I had such fun getting the clock working that I decided I’d like to collect data on it to see just how much I improved the performance. I would do this by measuring the duration that the hi-spec LED is lit. At the same time, I could watch the capture LED and the MHz LEDs to know which band it was listening too, day and night. I started by instrumenting the display board with some wires:

Once the wires were attached to the display board, I added an inline JST connector, and I ran the wires out the back of the clock through pins 14-19 of the DB25. These pins are generally unused.

I wired them to the DB25 as follows:

DB25	GC1000 Component	Function	Raspberry Pi
14	GND	GND	GND
15	Q124	5 MHz LED	gpio22
16	Q125	10 MHz LED	gpio23
17	Q126	15 MHz LED	gpio24
18	Q127	Capture LED	gpio25
19	Q128	Hi-Spec LED	gpio27

Then I build a hat for my Raspberry PI Zero W:

I used 10K pullups on the outputs from the clock, together with 150 ohm protection resistors to the pi, just incase of programming error.

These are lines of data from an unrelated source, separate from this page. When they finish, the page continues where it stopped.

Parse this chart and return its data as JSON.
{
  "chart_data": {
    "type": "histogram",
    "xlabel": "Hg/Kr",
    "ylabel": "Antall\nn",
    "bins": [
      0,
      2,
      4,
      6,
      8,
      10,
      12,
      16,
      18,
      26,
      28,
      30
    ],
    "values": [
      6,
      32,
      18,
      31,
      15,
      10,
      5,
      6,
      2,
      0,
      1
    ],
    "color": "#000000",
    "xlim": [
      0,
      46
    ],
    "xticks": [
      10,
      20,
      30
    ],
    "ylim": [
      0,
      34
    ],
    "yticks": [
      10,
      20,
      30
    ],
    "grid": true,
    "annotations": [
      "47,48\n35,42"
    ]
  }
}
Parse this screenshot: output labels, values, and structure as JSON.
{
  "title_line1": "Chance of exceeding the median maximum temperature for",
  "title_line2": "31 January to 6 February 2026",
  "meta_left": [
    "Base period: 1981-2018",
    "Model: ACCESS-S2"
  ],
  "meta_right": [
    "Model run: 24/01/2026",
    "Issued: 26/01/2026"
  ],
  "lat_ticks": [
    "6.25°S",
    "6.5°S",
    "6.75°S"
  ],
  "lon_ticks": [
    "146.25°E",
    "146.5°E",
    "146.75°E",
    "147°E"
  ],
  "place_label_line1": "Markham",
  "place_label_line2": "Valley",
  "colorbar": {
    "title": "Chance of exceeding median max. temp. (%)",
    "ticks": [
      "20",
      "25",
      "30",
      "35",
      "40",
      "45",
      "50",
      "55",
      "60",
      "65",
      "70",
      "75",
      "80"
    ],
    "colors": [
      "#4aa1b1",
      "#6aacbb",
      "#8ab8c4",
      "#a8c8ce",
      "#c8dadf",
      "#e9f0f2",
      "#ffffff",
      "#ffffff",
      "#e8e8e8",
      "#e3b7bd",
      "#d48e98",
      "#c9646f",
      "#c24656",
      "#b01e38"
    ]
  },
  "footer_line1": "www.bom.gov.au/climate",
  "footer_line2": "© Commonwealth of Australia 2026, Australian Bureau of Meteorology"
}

A couple of ferrite beads were thrown in to minimize any noise between pi and heathkit clock. The transistors are used for interacting with the GC-1000’s serial interface. While the GC-1000 does do RS-232, it does it in a funky way, setting up a “virtual ground” at +5v, and flipping the serial signals around the virtual ground, from 0V to 12V. It worked easily enough to just feed this into a transistor and trigger the PI’s serial RX line. The CTS signal was sent similarly, using a transistor to drive the CTS between +5V and 0V. I wasn’t sure it would work, but it did!

Below are some pictures of the results I collected, first, the MLA-30+ megaloop antenna:

Next, using my random length wire antenna, outdoors with the 9:1 unun:

As we can see, using the Megaloop, I was in hi-spec mode86% of the time. Using the random length wire, I was in hi-spec 43% of the time. Either is a reasonable number, though the active antenna clearly does a bit better. It’s the 5MHz signal that is the discrepancy between the two graphs — the random length wire barely gets it at all.